Les Philippines ont dénoncé hier un plan de construction secret par Pékin d'une île en mer de Chine méridionale. Manille assure avoir la preuve, photos à l'appui, que deux bateaux chinois ont approché le récif de Scarborough, revendiqué par les Philippines, pour y préparer la construction d'une île artificielle. « Leur présence est le prélude à des activités de construction sur le récif », a accusé le porte-parole du ministère de la Défense philippin, Arsenio Andolong.
Le sujet est d'autant plus délicat que le fameux récif a une importance stratégique pour les États-Unis : la Chine pourrait dès lors disposer d'installations à seulement 230 kilomètres de l'île philippine de Luzon, où les forces américaines opèrent sur une base régulière. « Nous pourrions nous retrouver avec une confrontation physique entre les garde-côtes chinois et des bateaux philippins soutenus par la marine américaine », décrypte Carl Thayer, de l'université australienne de New South Wales. Le gouvernement philippin a choisi de porter ces accusations justes avant une discussion entre les dirigeants de l'Association des pays d'Asie du Sud-Est (Asean) et le Premier ministre chinois Li Keqiang lors de ce sommet annuel organisé au Laos.

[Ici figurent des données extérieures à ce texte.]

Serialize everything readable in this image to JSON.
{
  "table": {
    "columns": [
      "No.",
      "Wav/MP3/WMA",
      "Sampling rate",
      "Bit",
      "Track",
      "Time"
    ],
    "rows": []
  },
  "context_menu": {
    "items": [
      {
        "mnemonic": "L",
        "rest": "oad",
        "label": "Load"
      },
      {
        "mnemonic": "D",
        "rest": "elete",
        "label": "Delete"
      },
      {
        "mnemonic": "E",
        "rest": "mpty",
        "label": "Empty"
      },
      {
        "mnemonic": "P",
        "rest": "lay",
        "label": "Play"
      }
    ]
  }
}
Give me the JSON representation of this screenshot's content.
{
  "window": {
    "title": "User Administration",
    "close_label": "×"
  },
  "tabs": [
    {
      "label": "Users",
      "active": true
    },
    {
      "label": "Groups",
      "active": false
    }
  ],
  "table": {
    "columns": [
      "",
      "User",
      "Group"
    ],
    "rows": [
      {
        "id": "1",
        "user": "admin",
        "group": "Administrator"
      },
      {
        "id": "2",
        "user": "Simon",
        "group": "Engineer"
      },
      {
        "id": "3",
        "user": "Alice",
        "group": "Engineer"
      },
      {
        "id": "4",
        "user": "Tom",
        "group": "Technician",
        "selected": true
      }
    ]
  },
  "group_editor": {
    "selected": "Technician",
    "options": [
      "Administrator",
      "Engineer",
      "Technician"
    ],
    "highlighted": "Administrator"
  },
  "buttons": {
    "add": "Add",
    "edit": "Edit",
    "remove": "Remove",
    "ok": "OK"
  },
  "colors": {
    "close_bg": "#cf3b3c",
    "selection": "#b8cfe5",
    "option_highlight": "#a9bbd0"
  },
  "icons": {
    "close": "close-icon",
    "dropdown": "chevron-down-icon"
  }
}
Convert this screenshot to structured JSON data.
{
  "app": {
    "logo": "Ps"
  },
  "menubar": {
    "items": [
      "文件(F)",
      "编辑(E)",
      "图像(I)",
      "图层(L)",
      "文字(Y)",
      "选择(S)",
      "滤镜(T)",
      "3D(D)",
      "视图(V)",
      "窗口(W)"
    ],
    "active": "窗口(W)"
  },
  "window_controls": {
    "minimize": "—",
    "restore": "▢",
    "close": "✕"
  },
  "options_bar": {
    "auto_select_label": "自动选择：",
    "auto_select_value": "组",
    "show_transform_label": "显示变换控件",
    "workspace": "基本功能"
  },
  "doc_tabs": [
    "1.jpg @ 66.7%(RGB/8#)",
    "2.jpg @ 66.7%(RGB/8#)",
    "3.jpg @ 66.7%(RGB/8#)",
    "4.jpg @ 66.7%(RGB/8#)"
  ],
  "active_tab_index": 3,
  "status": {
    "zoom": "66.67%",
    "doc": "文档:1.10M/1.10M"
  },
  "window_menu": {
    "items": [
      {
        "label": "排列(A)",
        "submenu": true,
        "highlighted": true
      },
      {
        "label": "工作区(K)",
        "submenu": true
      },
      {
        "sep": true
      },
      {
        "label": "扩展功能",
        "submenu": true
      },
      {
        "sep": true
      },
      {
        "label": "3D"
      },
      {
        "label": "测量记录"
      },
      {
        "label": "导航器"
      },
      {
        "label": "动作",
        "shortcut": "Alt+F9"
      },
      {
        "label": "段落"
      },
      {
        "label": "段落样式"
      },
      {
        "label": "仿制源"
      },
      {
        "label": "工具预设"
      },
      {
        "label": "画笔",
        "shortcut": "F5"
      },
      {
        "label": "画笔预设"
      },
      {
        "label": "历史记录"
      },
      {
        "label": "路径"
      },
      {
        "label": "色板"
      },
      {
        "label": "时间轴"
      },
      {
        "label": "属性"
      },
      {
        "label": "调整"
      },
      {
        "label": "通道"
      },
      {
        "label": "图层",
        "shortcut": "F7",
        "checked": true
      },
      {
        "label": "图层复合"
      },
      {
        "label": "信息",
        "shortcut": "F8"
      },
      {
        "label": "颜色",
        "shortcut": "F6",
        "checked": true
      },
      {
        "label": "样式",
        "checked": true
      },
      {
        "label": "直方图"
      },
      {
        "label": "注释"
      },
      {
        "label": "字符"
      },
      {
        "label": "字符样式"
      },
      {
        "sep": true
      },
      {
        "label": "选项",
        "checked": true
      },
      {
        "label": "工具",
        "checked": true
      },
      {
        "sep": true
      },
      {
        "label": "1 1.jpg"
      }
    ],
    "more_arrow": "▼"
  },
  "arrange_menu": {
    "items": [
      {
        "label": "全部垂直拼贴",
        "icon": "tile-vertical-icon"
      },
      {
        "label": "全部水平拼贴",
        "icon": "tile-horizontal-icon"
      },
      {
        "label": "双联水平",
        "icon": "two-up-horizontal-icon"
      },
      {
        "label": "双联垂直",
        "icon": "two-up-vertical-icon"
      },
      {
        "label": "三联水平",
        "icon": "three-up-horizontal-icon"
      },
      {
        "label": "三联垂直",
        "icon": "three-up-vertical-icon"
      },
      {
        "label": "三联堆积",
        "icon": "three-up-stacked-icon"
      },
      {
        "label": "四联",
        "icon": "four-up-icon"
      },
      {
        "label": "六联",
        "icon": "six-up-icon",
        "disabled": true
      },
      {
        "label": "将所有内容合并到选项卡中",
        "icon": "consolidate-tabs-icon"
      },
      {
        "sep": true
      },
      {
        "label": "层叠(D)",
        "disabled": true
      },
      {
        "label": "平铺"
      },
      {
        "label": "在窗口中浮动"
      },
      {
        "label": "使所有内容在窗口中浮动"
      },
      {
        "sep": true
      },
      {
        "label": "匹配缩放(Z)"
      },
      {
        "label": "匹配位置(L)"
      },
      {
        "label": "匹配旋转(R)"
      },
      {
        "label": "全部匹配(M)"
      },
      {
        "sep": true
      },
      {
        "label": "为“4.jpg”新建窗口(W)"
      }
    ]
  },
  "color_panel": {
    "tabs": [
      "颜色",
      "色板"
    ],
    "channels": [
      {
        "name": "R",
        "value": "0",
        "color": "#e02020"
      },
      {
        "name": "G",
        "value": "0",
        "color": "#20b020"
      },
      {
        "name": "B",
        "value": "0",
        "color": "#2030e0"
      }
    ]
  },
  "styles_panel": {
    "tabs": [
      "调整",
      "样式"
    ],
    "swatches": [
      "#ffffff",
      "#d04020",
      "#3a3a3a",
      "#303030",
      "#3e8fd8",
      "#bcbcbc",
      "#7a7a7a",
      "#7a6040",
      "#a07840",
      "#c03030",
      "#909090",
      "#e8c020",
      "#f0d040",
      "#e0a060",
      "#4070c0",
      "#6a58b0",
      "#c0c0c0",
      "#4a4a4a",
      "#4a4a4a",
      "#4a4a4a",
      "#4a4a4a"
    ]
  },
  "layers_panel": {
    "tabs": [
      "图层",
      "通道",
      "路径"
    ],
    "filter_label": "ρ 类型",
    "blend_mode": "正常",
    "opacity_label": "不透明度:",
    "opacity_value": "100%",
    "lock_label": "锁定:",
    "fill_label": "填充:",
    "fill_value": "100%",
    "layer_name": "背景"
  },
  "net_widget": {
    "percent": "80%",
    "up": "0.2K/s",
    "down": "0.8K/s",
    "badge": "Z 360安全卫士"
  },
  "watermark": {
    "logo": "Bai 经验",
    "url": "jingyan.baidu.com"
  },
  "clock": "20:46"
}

La Chine dément pour sa part toute construction sur ce récif dont elle a pris le contrôle en 2012 après un conflit avec la marine philippine. Les responsables chinois interrogés hier campent sur la ligne officielle et démentent cette construction, sur laquelle les rumeurs se multiplient ces derniers jours. Le scandale autour de ce récif symbolique vient rappeler à quel point la politique agressive de Pékin en mer de Chine empoisonne les sommets régionaux, et jusqu'au récent G20 organisé en Chine. La militarisation croissante par Pékin de récifs transformés en îles artificielles et une récente décision d'arbitrage rendue à La Haye déniant à la Chine tous droits historiques sur la région ont contribué à aviver les tensions. Pourtant, officiellement hier, les signes envoyés par Pékin étaient à l'apaisement.
Paix régionale
« La Chine considérera toujours l'Asean comme une puissance importante pour la préservation de la paix régionale », a assuré Li Keqiang lors d'un discours consensuel devant ses homologues de l'Asean hier matin, sans une allusion au conflit maritime qui empoisonne ses relations avec ses voisins. Pékin considère comme relevant de sa souveraineté la quasi-totalité de la mer de Chine du Sud, objet de prétentions territoriales concurrentes des Philippines, du Vietnam, de la Malaisie et de Brunei, tous membres de l'Asean. Mais l'organisation régionale peine à trouver une ligne unie face à Pékin sur ce dossier, certains membres redoutant de déplaire au grand voisin chinois. Le Premier ministre japonais Shinzo Abe a quant à lui exprimé hier sa « grande inquiétude » face aux agissements de la Chine, qu'il a enjointe de respecter la décision de La Haye. Il participera aujourd'hui aux discussions à Vientiane, où se tiendra le sommet de l'Asie orientale, qui inclut les grandes puissances régionales (États-Unis, Chine, Japon, Corée du Sud, Australie, Russie).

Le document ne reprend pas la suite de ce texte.